Competition and rivalry in the tablet market is heating up and Apple, being the first to enter it and secure a solid foothold is not pleased. Only last week, Microsoft unveiled a device dubbed Surface that could rival the iPad and MacBook Pro at the same time (see Microsoft surfaces with tablet, June 23, 2012). PC manufacturers are already grumbling about Surface, which could well put another dent in their sales figures. Microsoft claimed that tablets will outsell desktop computers in 2013. “Touch is coming to PCs and that’s going to change the way UIs [user interfaces] are designed very dramatically, just like the mouse did.”
This week Google announced a new, low-cost tablet at its I/O developers conference in San Francisco. The search giant has teamed up with Taiwanese computer company Asus to produce the Nexus 7 tablet at only US$199, half the price of Apple’s lowest specification iPad. The device is expected to go on sale in July.
The seven-inch Nexus is aimed at Amazon’s successful Kindle Fire, also the same size; however it boasts a higher definition screen and superior graphics chipset. Further hardware specifications have yet to be officially confirmed though it is likely to sport a quad-core Nvidia Tegra 3 processor and 1GB of memory. Google is sourcing new ways to tap into the tablet market which, according to Gartner Inc, may double this year to 119 million units. Despite dominating over half the smart-phone market, it wants more exposure for Android on tablets, Android-powered tablets still have a long way to go to catch up with Apple’s iPad, which has a projected 61% market share this year.

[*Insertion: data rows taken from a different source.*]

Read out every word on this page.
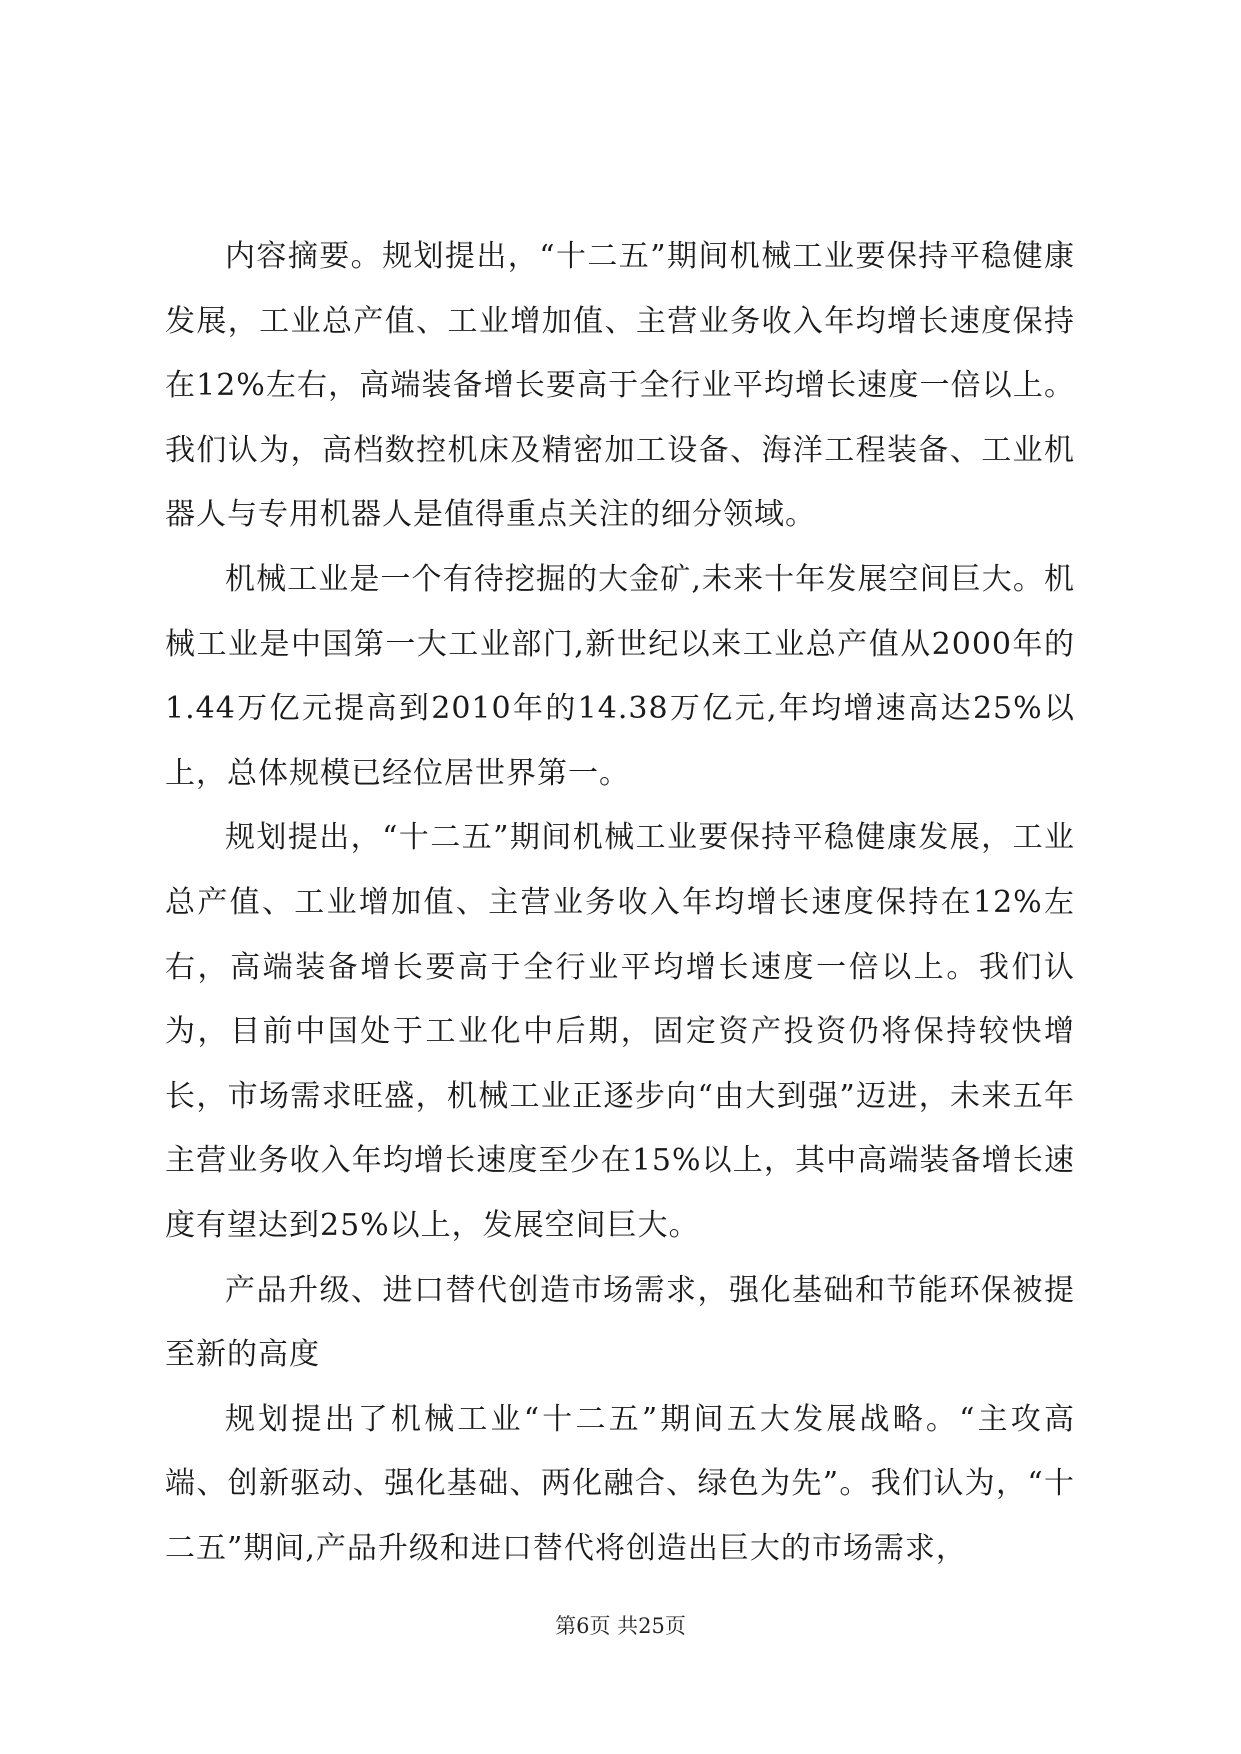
内容摘要。规划提出，“十二五”期间机械工业要保持平稳健康发展，工业总产值、工业增加值、主营业务收入年均增长速度保持在12%左右，高端装备增长要高于全行业平均增长速度一倍以上。我们认为，高档数控机床及精密加工设备、海洋工程装备、工业机器人与专用机器人是值得重点关注的细分领域。

机械工业是一个有待挖掘的大金矿,未来十年发展空间巨大。机械工业是中国第一大工业部门,新世纪以来工业总产值从2000年的1.44万亿元提高到2010年的14.38万亿元,年均增速高达25%以上，总体规模已经位居世界第一。

规划提出，“十二五”期间机械工业要保持平稳健康发展，工业总产值、工业增加值、主营业务收入年均增长速度保持在12%左右，高端装备增长要高于全行业平均增长速度一倍以上。我们认为，目前中国处于工业化中后期，固定资产投资仍将保持较快增长，市场需求旺盛，机械工业正逐步向“由大到强”迈进，未来五年主营业务收入年均增长速度至少在15%以上，其中高端装备增长速度有望达到25%以上，发展空间巨大。

产品升级、进口替代创造市场需求，强化基础和节能环保被提至新的高度

规划提出了机械工业“十二五”期间五大发展战略。“主攻高端、创新驱动、强化基础、两化融合、绿色为先”。我们认为，“十二五”期间,产品升级和进口替代将创造出巨大的市场需求，

第6页 共25页
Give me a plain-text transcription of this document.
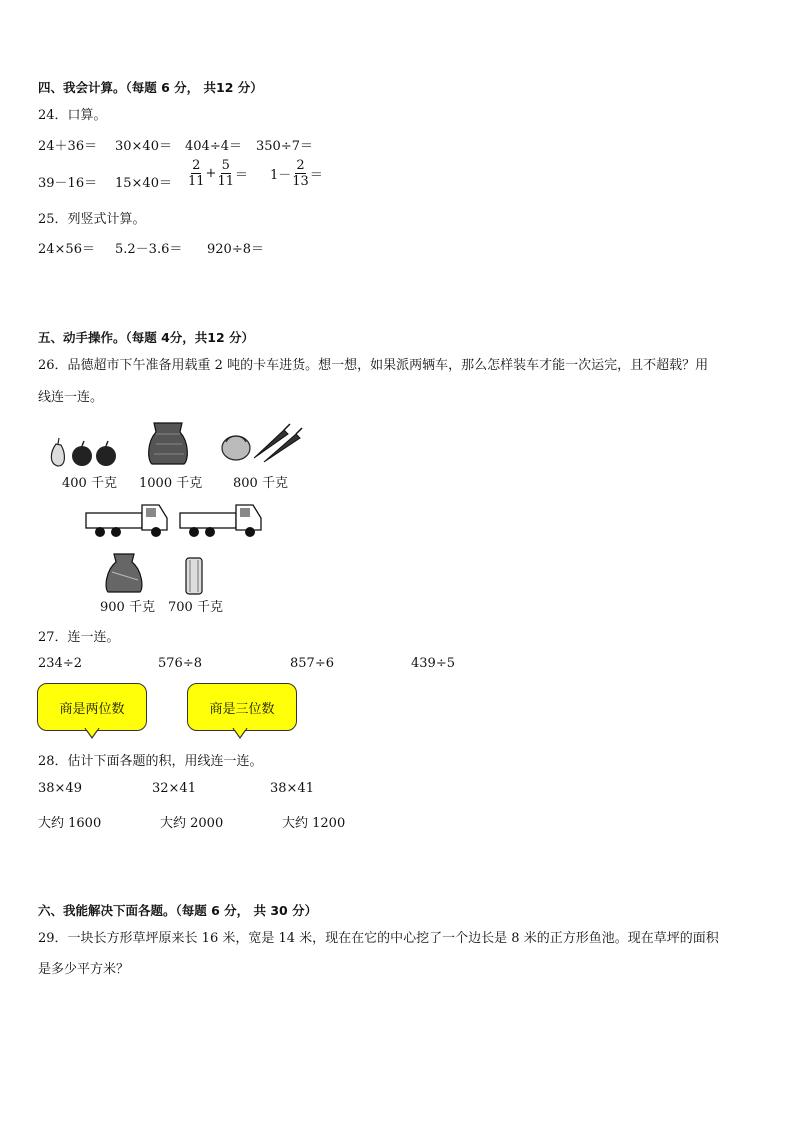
四、我会计算。（每题 6 分， 共12 分）
24．口算。
24＋36＝ 30×40＝ 404÷4＝ 350÷7＝
$39-16= 15\times 40= \frac{2}{11} + \frac{5}{11} = 1- \frac{2}{13}$ ＝
25．列竖式计算。
24×56＝ 5.2－3.6＝ 920÷8＝
五、动手操作。（每题 4分，共12 分）
26．品德超市下午准备用载重 2 吨的卡车进货。想一想，如果派两辆车，那么怎样装车才能一次运完，且不超载？用
线连一连。
400 千克 1000 千克 800 千克
900 千克 700 千克
27．连一连。
234÷2	576÷8	857÷6	439÷5
商是两位数	商是三位数
28．估计下面各题的积，用线连一连。
38×49	32×41	38×41
大约 1600	大约 2000	大约 1200
六、我能解决下面各题。（每题 6 分， 共 30 分）
29．一块长方形草坪原来长 16 米，宽是 14 米，现在在它的中心挖了一个边长是 8 米的正方形鱼池。现在草坪的面积
是多少平方米？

Tablet apps remain the problem for Google’s Android as developers have yet to embrace it; Apple’s App Store on the other hand has 225,000 apps designed specifically for the iPad. Apps aside, the Android army marches forward regardless. Google announced this week that over a million Android-powered devices were activated every day. The company also announced a new version of the mobile operating system dubbed “Jellybean”. Loaded with new features and performance tweaks, Android 4.1 is likely to be the default operating system for the Nexus 7 and any new high-end tablets and smart-phones released by hardware partners such as Samsung, LG and HTC. Included in the upgrade is a new feature called voice typing which allows users to dictate paragraphs to the handset which will type it out. Sticking with the voice theme is voice search, a feature similar to Apple’s Siri which will act as a personal assistant. Also included are enhancements to the predictive keyboard, battery life management, screen manipulation, photo sharing and notifications.
Other announcements at the Google conference including upgrades to its search platform and social network Google+; a dare-devil skydive stunt was performed with Google Goggles, though little other information was revealed about the high-tech specs, and a new multimedia streaming set-top device called Nexus Q was unveiled.
The Google of today has many challenges on many different battlegrounds, and with high-hitting rivals including Apple, Amazon, Microsoft and Facebook and products including tablets, search engines, social networks, operating systems, mobile phones, music, maps, books, cloud services, TV, and above all, advertising, it may be in danger of stretching itself too thinly.
Much to the chagrin of Apple, more tablets on the market means more choice for the consumer, so may the competition continue.